Kullanıcıların elementleri kanalize etmesini sağlayan manadan farklı olarak aura, orkların vücutlarında gizli olan ve vücutlarındaki her kas ve lifi uyarmalarına izin veren bir güçtü. Bunu yaparken kas liflerini daha güçlü ve daha dayanıklı olacak şekilde yeniden büyüterek daha güçlü büyümelerine yardımcı oldu.

...sonuç, içinde saklı sınırsız ham güç içeren devasa bedenleriydi. Ne kadar güçlü olduklarını detaylandırmama gerek yoktu... çünkü Silug'un gücünü ilk elden görmüştüm.

Korkutucu.

Bu nedenle biyolojik olarak tasarlandıkları için orklar mana kullanamıyorlardı. Bu aynı zamanda orkların neden kaba ve ağır zırh giydiğini de açıklıyordu. Bunun nedeni, mana kullanamadıkları için eserlerin onlara faydası olmamasıydı.

Silug'a dönecek olursak, özellikle öfkeli olmasının nedeni oldukça açıktı.

...keşif gezisinin lideri olduğu için, başarısızlığın tüm sorumluluğu ona yüklenecekti.

Aniden, tüm askerlerin hareket etmeyi bırakmasıyla birlikte ayak seslerinin de durması beni düşüncelerimden kurtardı.

Bir kayanın üzerinde duran ve altındaki orklara bakan Silug'un güçlü sesi tüm bölgede yankılanıyordu.

“Lewira laun Sawiiick! Comy tun lareon von-”

Silug'un çevrede yankılanan sesini kaşlarımı çatarak dinlerken, zihnimin içinde Angelica'yı aradım.

'Hey Angelica, anlamamı sağlamanın bir yolu var mı?'

Kısa bir süre sonra Angelica'nın sesi aklıma geldi.

(...Evet, bunu daha önce kullanmadım çünkü kardeşlerim oradaydı ama artık onun varlığını hissetmiyorum, gücümün bir kısmını paylaşabiliyorum)

Angelica'nın anlamama yardımcı olabileceğini görünce heyecanlandım.

'Tamam, mükemmel'

Açıkçası hiçbir şeyi anlayamamış olmayı oldukça sıkıntılı buldum. Neyse ki yanımda bu dili konuşmayı bilen Angelica vardı.

'...aslında Angelica, kaç dil konuşabiliyorsun?'

Gerçekten merak ettim, orkların ana dili olan Lartvian'ı bildiği için kesinlikle diğer dilleri de biliyordu.

(Hepsi)

Cevabı karşısında şaşkına döndüğüm için, yanlış duymadığımdan emin olmak için bir kez daha sormaktan kendimi alamadım.

'Hepsi mi?'

(Evet, biz iblisler her dili bilme yeteneğiyle doğduk)

Bu gerçeği dinlediğimde biraz şaşırdım.

...ilginç.

Bunu hiç bilmiyordum.

Özellikle romanın yaratıcısı olduğum için.

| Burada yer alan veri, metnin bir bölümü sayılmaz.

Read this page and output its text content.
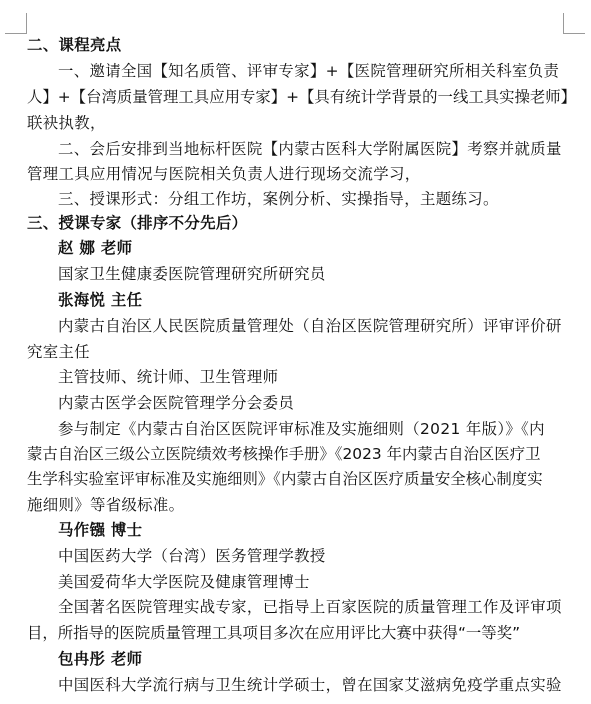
二、课程亮点
一、邀请全国【知名质管、评审专家】+【医院管理研究所相关科室负责
人】+【台湾质量管理工具应用专家】+【具有统计学背景的一线工具实操老师】
联袂执教，
二、会后安排到当地标杆医院【内蒙古医科大学附属医院】考察并就质量
管理工具应用情况与医院相关负责人进行现场交流学习，
三、授课形式：分组工作坊，案例分析、实操指导，主题练习。
三、授课专家（排序不分先后）
赵 娜 老师
国家卫生健康委医院管理研究所研究员
张海悦 主任
内蒙古自治区人民医院质量管理处（自治区医院管理研究所）评审评价研
究室主任
主管技师、统计师、卫生管理师
内蒙古医学会医院管理学分会委员
参与制定《内蒙古自治区医院评审标准及实施细则（2021 年版）》《内
蒙古自治区三级公立医院绩效考核操作手册》《2023 年内蒙古自治区医疗卫
生学科实验室评审标准及实施细则》《内蒙古自治区医疗质量安全核心制度实
施细则》等省级标准。
马作镪 博士
中国医药大学（台湾）医务管理学教授
美国爱荷华大学医院及健康管理博士
全国著名医院管理实战专家，已指导上百家医院的质量管理工作及评审项
目，所指导的医院质量管理工具项目多次在应用评比大赛中获得“一等奖”
包冉彤 老师
中国医科大学流行病与卫生统计学硕士，曾在国家艾滋病免疫学重点实验
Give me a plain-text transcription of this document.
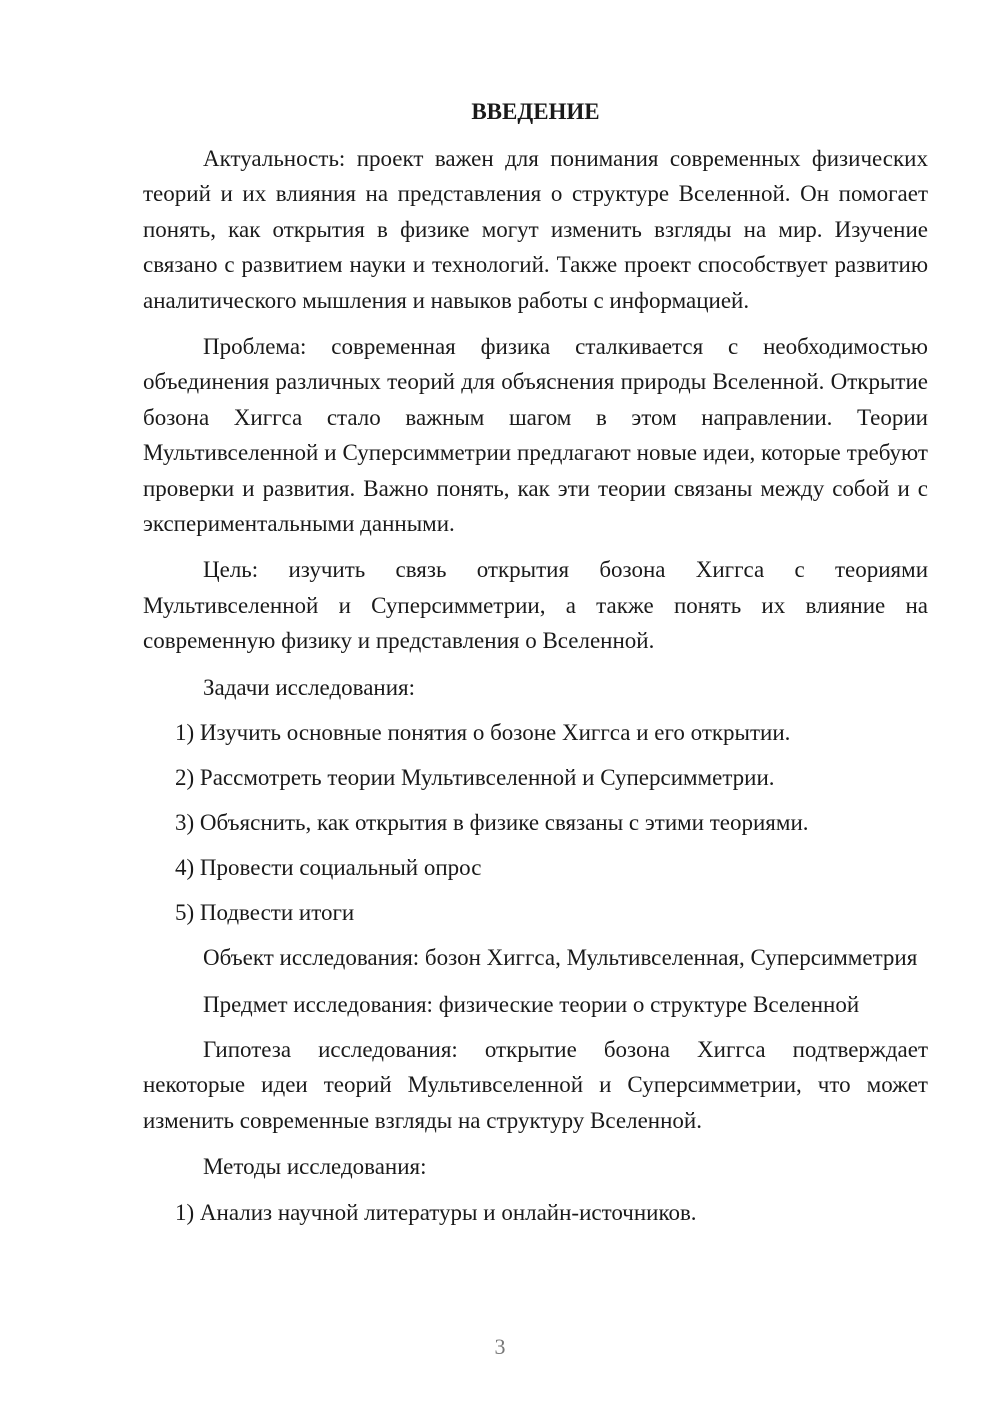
ВВЕДЕНИЕ
Актуальность: проект важен для понимания современных физических теорий и их влияния на представления о структуре Вселенной. Он помогает понять, как открытия в физике могут изменить взгляды на мир. Изучение связано с развитием науки и технологий. Также проект способствует развитию аналитического мышления и навыков работы с информацией.
Проблема: современная физика сталкивается с необходимостью объединения различных теорий для объяснения природы Вселенной. Открытие бозона Хиггса стало важным шагом в этом направлении. Теории Мультивселенной и Суперсимметрии предлагают новые идеи, которые требуют проверки и развития. Важно понять, как эти теории связаны между собой и с экспериментальными данными.
Цель: изучить связь открытия бозона Хиггса с теориями Мультивселенной и Суперсимметрии, а также понять их влияние на современную физику и представления о Вселенной.
Задачи исследования:
1) Изучить основные понятия о бозоне Хиггса и его открытии.
2) Рассмотреть теории Мультивселенной и Суперсимметрии.
3) Объяснить, как открытия в физике связаны с этими теориями.
4) Провести социальный опрос
5) Подвести итоги
Объект исследования: бозон Хиггса, Мультивселенная, Суперсимметрия
Предмет исследования: физические теории о структуре Вселенной
Гипотеза исследования: открытие бозона Хиггса подтверждает некоторые идеи теорий Мультивселенной и Суперсимметрии, что может изменить современные взгляды на структуру Вселенной.
Методы исследования:
1) Анализ научной литературы и онлайн-источников.
3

Sanırım romanın yazarı olarak hâlâ bilmediğim bazı teknik şeyler vardı... Gerçekten ilginç.

(Zihnine odaklan)

Angelica'nın sesini zihnimde duyunca, beni düşüncelerimden kurtardım, gözlerimi kapattım ve Angelica'nın bana söylediği gibi konsantre oldum.

...Angelica'nın bana söylediklerine şaşırmış olsam da zihnim, Silug'un ne dediğini anlamak gibi başka şeylerle daha çok meşguldü.

(Pekala, becerilerimi sizinle paylaşmak üzereyim o yüzden odağınızı kaybetmemeye çalışın)

Başımı salladım, dedim ciddi bir şekilde.

'Peki'

(İyi...)

-Fuwa!

Angelica'nın sesi aklımdan kaybolur kaybolmaz, aniden beynime saplanan bir his hissettim ve bu da yüzümün acıdan buruşmasına neden oldu.

“hh…”

Dudaklarımdan küçük bir inilti kaçtı ama hafif olduğu için kimse duymadı.

...Üstelik yüzümü kapatan bir maskem vardı, bu da oldukça işe yaradı.

Birkaç saniye sonra beynimdeki ağrının kaybolduğunu hissederek gözlerimi açtım ve uzaktaki Silgus'a baktım.

'Umarım şimdi anlayabilmişimdir…'

Altındaki ork denizine şiddetle bakan Silgus, güçlü sesi çevrede yankılanırken bağırdı.

“Savaşın alevleri üzerimizde...khrrr”

“İlk kıvılcımların ateşlenmesiyle bu gezegenin egemenliğine yönelik kaçınılmaz çatışma daha da ileri itildi…”

Silgus, altındaki orklara bakarken bir saniyeliğine durup elini ileri uzatıp yumruk haline getirerek bağırdı.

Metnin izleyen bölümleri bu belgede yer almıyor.